= Richard Terrin =

American lawyer

Richard Terrin (January 8, 1890 - June 3, 1958) was an American lawyer, military theorist, historian, and government official known for his expertise on Asia. After graduating from the Northwestern University School of Law, Terrin worked briefly as a prosecutor, then served in various positions with the American administration in the Philippines, most notably working as primary staff aide and legal advisor to Governor-General of the Philippines Dwight F. Davis. During the 1930s, he worked in the US Department of War and taught at the Army War College, then moved to Kenya. After American entry into World War II, he moved to Australia, where he worked with the American Embassy to coordinate operations and from 1945 to 1948, he held a position with the US administration in Japan. After leaving Japan, he practiced law in Chicago until his retirement in 1954. He died at his home on June 3, 1958, of natural causes.

==Early life==
Terrin was born January 8, 1890, in Joliet, Illinois. His father, John Terrin, was a lawyer who served as a major in the US Army during the American Civil War. Terrin's father encouraged him to pursue a military career and encouraged him to read the classics of military history, but Terrin was most interested in becoming a lawyer.
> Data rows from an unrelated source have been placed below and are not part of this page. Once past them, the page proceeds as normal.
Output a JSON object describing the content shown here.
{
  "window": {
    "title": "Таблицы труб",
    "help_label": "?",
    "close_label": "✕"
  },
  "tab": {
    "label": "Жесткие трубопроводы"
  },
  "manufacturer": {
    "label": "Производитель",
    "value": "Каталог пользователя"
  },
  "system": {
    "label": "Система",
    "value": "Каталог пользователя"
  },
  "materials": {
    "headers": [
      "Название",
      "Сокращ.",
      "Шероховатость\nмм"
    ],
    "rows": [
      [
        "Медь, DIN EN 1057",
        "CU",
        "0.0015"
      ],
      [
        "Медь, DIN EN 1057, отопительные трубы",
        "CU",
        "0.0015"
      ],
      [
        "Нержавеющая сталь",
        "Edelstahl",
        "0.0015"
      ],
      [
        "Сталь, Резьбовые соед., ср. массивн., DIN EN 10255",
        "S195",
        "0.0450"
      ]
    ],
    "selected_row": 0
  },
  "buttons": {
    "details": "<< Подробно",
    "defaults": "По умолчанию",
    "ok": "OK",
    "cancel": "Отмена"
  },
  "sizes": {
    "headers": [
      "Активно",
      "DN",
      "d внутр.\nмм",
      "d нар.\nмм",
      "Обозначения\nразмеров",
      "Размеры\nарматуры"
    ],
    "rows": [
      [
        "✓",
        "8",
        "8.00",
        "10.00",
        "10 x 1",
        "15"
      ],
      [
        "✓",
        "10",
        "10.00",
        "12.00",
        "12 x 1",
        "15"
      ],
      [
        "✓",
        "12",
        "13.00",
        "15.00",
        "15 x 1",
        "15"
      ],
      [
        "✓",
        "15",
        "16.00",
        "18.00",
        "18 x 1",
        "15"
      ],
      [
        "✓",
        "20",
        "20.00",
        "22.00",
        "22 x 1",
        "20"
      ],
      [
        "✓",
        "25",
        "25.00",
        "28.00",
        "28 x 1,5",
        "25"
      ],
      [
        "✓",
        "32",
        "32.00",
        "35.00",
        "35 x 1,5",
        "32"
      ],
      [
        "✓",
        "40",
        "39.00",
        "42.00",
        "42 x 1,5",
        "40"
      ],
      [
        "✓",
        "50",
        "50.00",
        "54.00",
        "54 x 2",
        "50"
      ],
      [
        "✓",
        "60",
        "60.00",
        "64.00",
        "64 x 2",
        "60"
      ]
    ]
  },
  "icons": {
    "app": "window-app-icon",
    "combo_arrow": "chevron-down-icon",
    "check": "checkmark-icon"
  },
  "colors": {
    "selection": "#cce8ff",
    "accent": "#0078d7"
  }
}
He studied at Northwestern University, graduating with a law degree in 1914. He worked for approximately a year as a prosecutor in Cook County, Illinois, then, at the recommendation of one of his former law professors, decided to take a job with the American administration in the Philippines.

==Service in the Philippines==
Terrin arrived in the Philippines in November 1915, working as a criminal prosecutor in Cebu until 1917. With American entry into World War I, Terrin considered joining the military, but decided to remain in the Philippines. He was then asked to serve as the legal advisor for an American delegation to Siam, aimed at convincing the country to enter the war on the American side. The delegation helped secure Siamese entry, and Terrin remained in the country to help settle issues related to the disposition of seized German property.

Terrin left Siam in October 1918 to become chief counsel to the Senate of the Philippines. He held the job until 1921 when he took two years to travel in French Indochina. While in Indochina, Terrin learned to speak Vietnamese and researched the Vietnamese revolt against China under Le Loi in the 14th century, intending to write a book on the subject. He never finished the book, but published a series of articles analyzing it.

In October 1923, Terrin returned to the United States for the first time in almost 8 years. He practiced law in Chicago and married Alice Young in May 1924, before returning to the Philippines as a senior official in the Justice Ministry in Manila. In 1927, he returned to the southern part of the country, training lawyers and serving as a senior prosecutor in Mindanao. In July 1929, the incoming governor-general, Dwight F. Davis, asked Terrin to become his senior staff aide and legal advisor. Terrin held the job until Davis's departure in January 1932.

==Life in 1930s==
After Davis's departure, Terrin again visited Vietnam, spending six months trying to complete his book, but he remained unsatisfied with his efforts. In October 1932, he moved to Washington, D.C. to take a position within the Department of War. He left the job in 1934 to take a teaching position at the Army War College, where he lectured on Asia.

After three years at the Army War College, Terrin accepted an invitation from the Japanese government to visit the country as part of a Japanese effort to promote good relations with the United States. During his time in Japan, he met Richard Harper, a wealthy Australian businessman with substantial concerns in Kenya. At Harper's urging, Terrin moved to Kenya, initially managing Harper's enterprises, then working for British banking interests in the country.

==World War II==
After the outbreak of World War II in 1939, Terrin adopted an active anti-Axis stance and worked with British officials in Kenya on defense plans while also writing to his friends and former colleagues in the American military to urge preparation for what he saw as inevitable American entry into the conflict. Some of his proposals, including the possibility of cooperation with Japan, were profoundly misguided, but a number of Terrin's military ideas would later prove useful to American commanders, many of whom had studied under him at the War College.

After the bombing of Pearl Harbor in December 1941, Terrin looked for ways to be of service to the US military and in early 1942 he moved from Kenya to Australia. In Australia, Terrin held no formal position, but he used his personal connections to serve as an informal link between the United States and Australia, cooperating closely with the American Embassy. He also wrote a series of dispatches on the war in the Pacific for the Chicago Sun and became known in Australian circles as a clever military theorist and strategist. During 1943, he was approached by agents of the Office of Strategic Services about the possibility of helping coordinate insurgent actions in Southeast Asia, given his significant local knowledge, but declined citing his advanced age and important informal diplomatic role.

==Japan and later life==
After the end of the war, Terrin took a senior position in the American occupation of Japan, assisting in legal reform efforts. His work laid the foundation for several areas of Japanese law, but was largely finished by 1948, when he left the country for the United States.

From 1948 until 1954, Terrin practiced law in Chicago and wrote a long monograph on World War II in Southeast Asia. A thorough perfectionist, Terrin was never sufficiently satisfied with the manuscript to publish it, but he shared it with several historians and his work remains highly regarded among historians of the region.

Terrin retired from legal practice in 1954 and continued to perfect his manuscripts on Le Loi and World War Two, but never considered either one finished. In 1956, he accepted an invitation from the government of the Philippines to deliver several lectures and visited Asia for the final time, stopping in several other countries during the course of his trip.

Terrin died June 3, 1958, at his home in Chicago.